Why collecting is not just a formality
This article is part of a Data & Impact series that brings together several articles on how to use data more responsibly. In the last article, we explain why and how to define your problem in order to get more value out of your data. If you haven't read it yet, feel free to check it out by clicking here.
Once the question has been defined, it is time to identify, select, and organize the relevant data. But be careful: collecting everything “just in case” can quickly become unproductive. It consumes resources, complicates processing, and can undermine the overall quality of the analysis.
Mapping your sources
The first step is to find out where the necessary data is located, starting by distinguishing between three types of sources:
Source type:
Internal: Data produced by the organization. E.g.: Excel databases, CRM, registration forms, accounting
Partners: Data shared as part of collaborations. E.g.: Data exchanged with another partner company, supplier, or customer
External: Public or commercial data. E.g.: Open data, INSEE figures, studies de fondations
This inventory allows us to identify gaps, duplicates, inconsistencies, or areas requiring attention.
Qualify the existing data
For each source, you must check:
The type of data (text, numeric, date, etc.)
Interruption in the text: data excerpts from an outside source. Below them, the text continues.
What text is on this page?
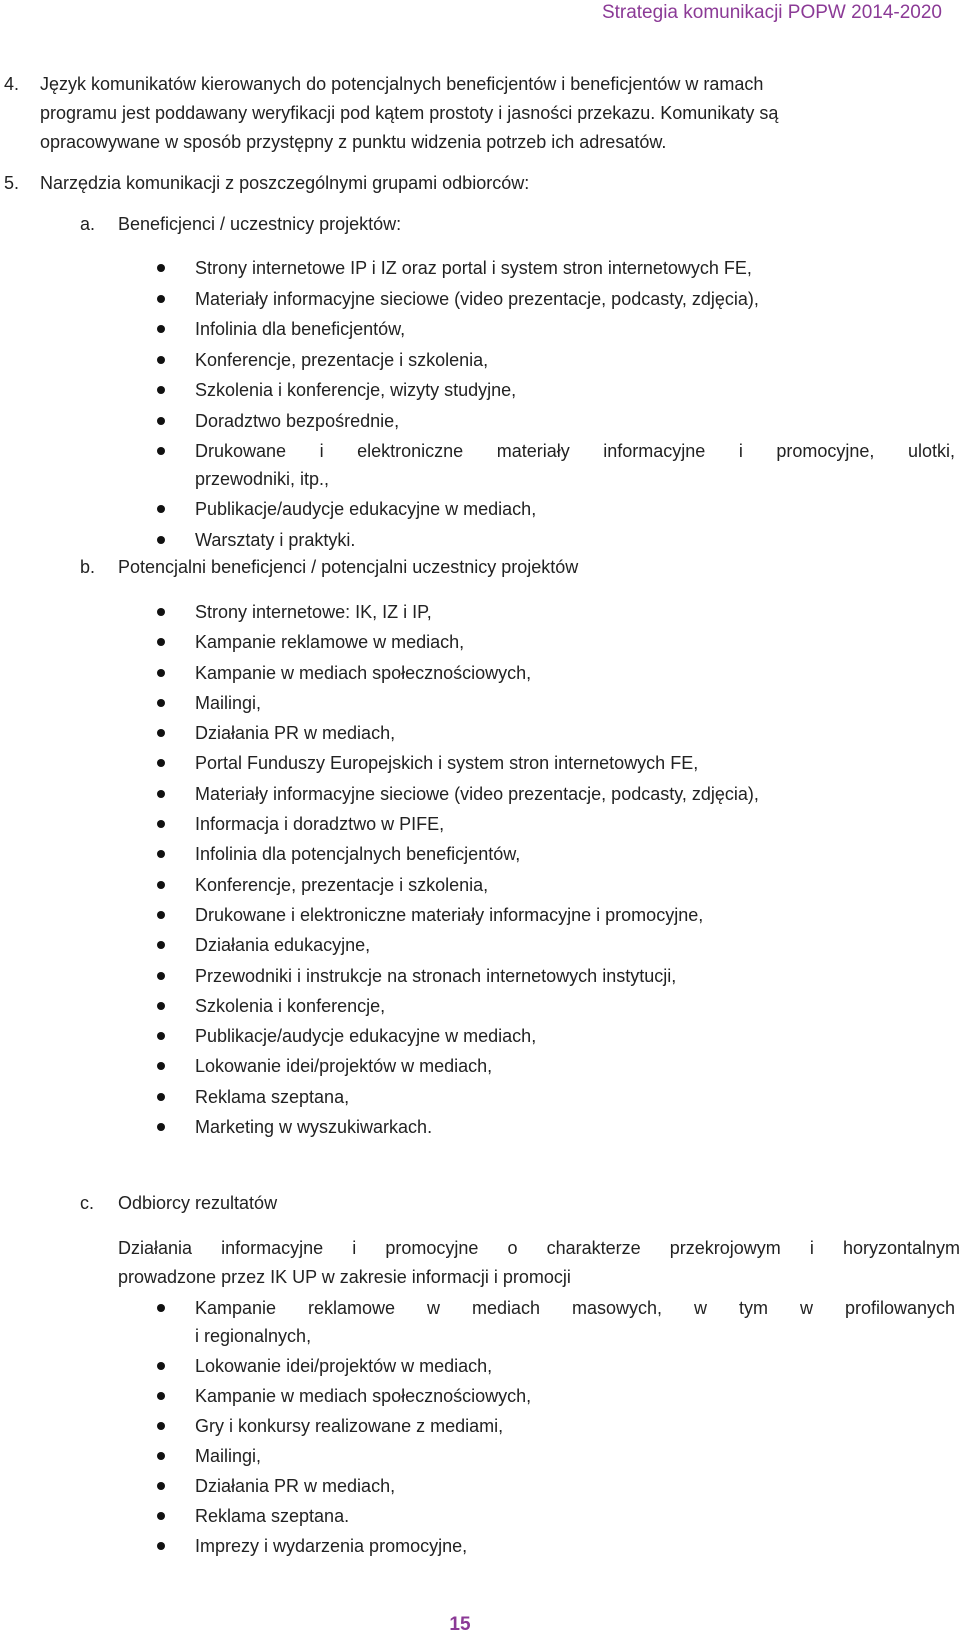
Strategia komunikacji POPW 2014-2020
4. Język komunikatów kierowanych do potencjalnych beneficjentów i beneficjentów w ramach
programu jest poddawany weryfikacji pod kątem prostoty i jasności przekazu. Komunikaty są
opracowywane w sposób przystępny z punktu widzenia potrzeb ich adresatów.
5. Narzędzia komunikacji z poszczególnymi grupami odbiorców:
a. Beneficjenci / uczestnicy projektów:
Strony internetowe IP i IZ oraz portal i system stron internetowych FE,
Materiały informacyjne sieciowe (video prezentacje, podcasty, zdjęcia),
Infolinia dla beneficjentów,
Konferencje, prezentacje i szkolenia,
Szkolenia i konferencje, wizyty studyjne,
Doradztwo bezpośrednie,
Drukowane i elektroniczne materiały informacyjne i promocyjne, ulotki,
przewodniki, itp.,
Publikacje/audycje edukacyjne w mediach,
Warsztaty i praktyki.
b. Potencjalni beneficjenci / potencjalni uczestnicy projektów
Strony internetowe: IK, IZ i IP,
Kampanie reklamowe w mediach,
Kampanie w mediach społecznościowych,
Mailingi,
Działania PR w mediach,
Portal Funduszy Europejskich i system stron internetowych FE,
Materiały informacyjne sieciowe (video prezentacje, podcasty, zdjęcia),
Informacja i doradztwo w PIFE,
Infolinia dla potencjalnych beneficjentów,
Konferencje, prezentacje i szkolenia,
Drukowane i elektroniczne materiały informacyjne i promocyjne,
Działania edukacyjne,
Przewodniki i instrukcje na stronach internetowych instytucji,
Szkolenia i konferencje,
Publikacje/audycje edukacyjne w mediach,
Lokowanie idei/projektów w mediach,
Reklama szeptana,
Marketing w wyszukiwarkach.
c. Odbiorcy rezultatów
Działania informacyjne i promocyjne o charakterze przekrojowym i horyzontalnym
prowadzone przez IK UP w zakresie informacji i promocji
Kampanie reklamowe w mediach masowych, w tym w profilowanych
i regionalnych,
Lokowanie idei/projektów w mediach,
Kampanie w mediach społecznościowych,
Gry i konkursy realizowane z mediami,
Mailingi,
Działania PR w mediach,
Reklama szeptana.
Imprezy i wydarzenia promocyjne,
15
The format (structured or free-form)
Quality: recency, reliability, consistency
Level of confidentiality (e.g., personal data)
Example: if an organization collects the birth dates of its members, but some are incomplete (missing month or year), this can lead to inaccurate statistics.
Use a Data Catalog to formalize your approach
A Data Catalog is a documented inventory of available data. It allows you to:
Identify useful datasets
Specify their structure (fields, units, definitions)
Identify the person responsible for each dataset
Track their status (raw, cleaned, validated)
For example, in a small organization, this catalog can be a simple spreadsheet listing all the files used with their function and the person responsible for them.
Understanding the data lifecycle
Responsible data collection must take into account the lifecycle of the data:
Update frequency (weekly, monthly, yearly, etc.)
Retention period
Deletion or archiving rules
Change log and history
This simplifies technical control, storage optimization, and compliance with data protection regulations.
A sober and ethical collection
Too much poorly targeted data can:
Overload teams
Weigh down work tools
Impair the comprehension and readability of analyses
Undermine user confidence
Example: A form that is too long to register for a workshop may discourage participants and make it difficult to follow up on the action.
Responsible collection means collection that is:
Justified: we know why we collect data
Limited to what is essential: only what is useful, nothing more
Transparent: we provide information on the intended use
Sustainable: easy to maintain over time
In summary
Map sources
Identify what you have and what is missing
Qualify data
Check its usability, reliability, and consistency
Create a data catalog
Document and organize data for the entire team
Manage the lifecycle
Control storage time and access frequency
Adopt responsible collection practices Streamline systems, build trust, and improve efficiency
Data collection is a technical step, but also a strategic one: it reflects the organization's choices and its vision of useful data.